We have to rethink what kind of digital employee experiences we will have in our workplaces, and that starts with the culture we cultivate.

The workplace has changed over the course of the pandemic, and one thing is becoming clearer: the shift to hybrid work is here to stay.

As the world begins to reopen, businesses need to reimagine what they want their working environment to look like. Workers that have experienced remote work now want it to stay, and companies are trying to adjust to a new normal—creating productive, meaningful workplaces in hybrid environments.

Yet hybrid workplaces come with their own set of challenges.

When workers rely on technology instead of human interactions, it can easily become a cold, frustrating experience. Tools that aim to connect humans often miss a core ingredient of what workers crave: a space to build meaningful relationships and have their voices heard.

It’s time to rethink what kind of digital experiences our employees will have in our workplaces—and that starts with the tech stacks we use and the culture we cultivate.

Resources to create the culture you’ve always dreamed of

What is the digital employee experience, and why is it important?
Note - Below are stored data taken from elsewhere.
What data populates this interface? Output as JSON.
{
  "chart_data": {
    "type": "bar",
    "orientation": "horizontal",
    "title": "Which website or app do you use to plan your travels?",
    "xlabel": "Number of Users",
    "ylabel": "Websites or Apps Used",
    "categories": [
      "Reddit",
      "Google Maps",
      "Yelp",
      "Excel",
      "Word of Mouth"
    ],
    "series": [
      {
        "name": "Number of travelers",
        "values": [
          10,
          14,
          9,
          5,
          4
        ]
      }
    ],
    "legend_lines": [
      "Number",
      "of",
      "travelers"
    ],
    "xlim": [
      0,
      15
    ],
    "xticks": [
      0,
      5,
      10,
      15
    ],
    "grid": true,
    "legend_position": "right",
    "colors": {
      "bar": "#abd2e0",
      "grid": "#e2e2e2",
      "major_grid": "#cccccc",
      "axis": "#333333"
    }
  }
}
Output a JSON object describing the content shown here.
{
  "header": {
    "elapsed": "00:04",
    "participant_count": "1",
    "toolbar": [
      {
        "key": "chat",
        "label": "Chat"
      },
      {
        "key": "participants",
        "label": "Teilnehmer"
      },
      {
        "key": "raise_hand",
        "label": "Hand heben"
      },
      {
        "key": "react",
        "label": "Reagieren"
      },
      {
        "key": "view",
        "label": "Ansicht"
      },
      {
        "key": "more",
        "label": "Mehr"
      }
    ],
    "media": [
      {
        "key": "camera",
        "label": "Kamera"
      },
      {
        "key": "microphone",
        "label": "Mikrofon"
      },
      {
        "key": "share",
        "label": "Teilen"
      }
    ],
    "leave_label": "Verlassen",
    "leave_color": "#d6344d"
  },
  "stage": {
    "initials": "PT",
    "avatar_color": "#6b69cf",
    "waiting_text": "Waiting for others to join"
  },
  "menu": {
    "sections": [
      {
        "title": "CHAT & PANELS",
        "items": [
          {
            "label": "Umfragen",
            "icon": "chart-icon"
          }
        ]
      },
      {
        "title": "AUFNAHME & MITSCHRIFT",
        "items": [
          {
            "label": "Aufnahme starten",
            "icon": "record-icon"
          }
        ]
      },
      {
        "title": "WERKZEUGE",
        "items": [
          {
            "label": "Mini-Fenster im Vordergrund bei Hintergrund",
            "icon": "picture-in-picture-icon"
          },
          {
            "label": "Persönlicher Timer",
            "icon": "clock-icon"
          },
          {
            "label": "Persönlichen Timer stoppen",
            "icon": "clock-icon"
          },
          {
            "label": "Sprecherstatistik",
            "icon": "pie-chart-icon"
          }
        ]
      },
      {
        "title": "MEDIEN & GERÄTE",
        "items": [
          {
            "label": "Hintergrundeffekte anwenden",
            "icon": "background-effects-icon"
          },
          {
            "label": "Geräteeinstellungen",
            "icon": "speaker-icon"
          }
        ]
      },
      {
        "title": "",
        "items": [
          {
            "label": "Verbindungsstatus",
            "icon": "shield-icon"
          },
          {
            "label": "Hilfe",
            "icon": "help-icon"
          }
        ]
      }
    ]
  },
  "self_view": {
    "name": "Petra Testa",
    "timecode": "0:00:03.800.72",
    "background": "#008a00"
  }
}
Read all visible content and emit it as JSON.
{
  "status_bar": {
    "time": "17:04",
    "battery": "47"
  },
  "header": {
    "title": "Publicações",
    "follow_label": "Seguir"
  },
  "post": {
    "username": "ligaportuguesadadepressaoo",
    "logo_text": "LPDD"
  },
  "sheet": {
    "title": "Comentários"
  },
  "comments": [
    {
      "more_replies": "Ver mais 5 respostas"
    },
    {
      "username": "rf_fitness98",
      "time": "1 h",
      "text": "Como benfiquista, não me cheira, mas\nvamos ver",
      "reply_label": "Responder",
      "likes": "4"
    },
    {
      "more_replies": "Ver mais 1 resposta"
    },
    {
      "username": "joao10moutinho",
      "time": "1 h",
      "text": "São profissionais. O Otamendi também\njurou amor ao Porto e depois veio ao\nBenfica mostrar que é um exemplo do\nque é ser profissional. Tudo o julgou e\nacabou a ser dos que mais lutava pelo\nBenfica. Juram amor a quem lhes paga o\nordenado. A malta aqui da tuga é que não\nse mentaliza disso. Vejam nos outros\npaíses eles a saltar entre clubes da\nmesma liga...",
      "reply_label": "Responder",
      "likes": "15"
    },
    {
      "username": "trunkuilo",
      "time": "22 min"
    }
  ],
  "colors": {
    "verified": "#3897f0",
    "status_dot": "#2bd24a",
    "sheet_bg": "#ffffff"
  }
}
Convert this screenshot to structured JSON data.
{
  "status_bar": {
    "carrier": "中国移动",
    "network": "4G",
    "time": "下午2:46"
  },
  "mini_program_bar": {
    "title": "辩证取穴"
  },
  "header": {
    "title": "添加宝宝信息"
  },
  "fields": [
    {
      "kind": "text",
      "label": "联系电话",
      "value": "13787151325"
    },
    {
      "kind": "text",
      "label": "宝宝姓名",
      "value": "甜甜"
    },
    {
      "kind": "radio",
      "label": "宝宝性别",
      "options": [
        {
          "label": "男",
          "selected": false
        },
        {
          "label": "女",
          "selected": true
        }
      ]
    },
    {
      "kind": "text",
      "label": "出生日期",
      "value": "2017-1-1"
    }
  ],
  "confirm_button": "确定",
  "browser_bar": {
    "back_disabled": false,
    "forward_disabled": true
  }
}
The digital employee experience refers to any time employees use technology to communicate and collaborate as part of their role at a company.

When talking about digital employee experiences, we must recognize that this applies to every single person in your business, not just those who work in the IT department. Digital experiences can be anything from sending emails to jumping on a video call to giving feedback on a project.

Companies are starting to wake up to just how important the digital employee experience is for their teams and their brand.

HR and business leaders ranked employee experience as their top initiative last year. And with 64% of the global working-age population estimated to be Millennial and Gen Z workers by 2025, seamless digital experiences are no longer just “nice-to-have”… employees demand them. That’s because, for workers, digital experiences go beyond emails and collaboration. These platforms are a portal to understanding and discussing company culture and foster a sense of belonging and equity.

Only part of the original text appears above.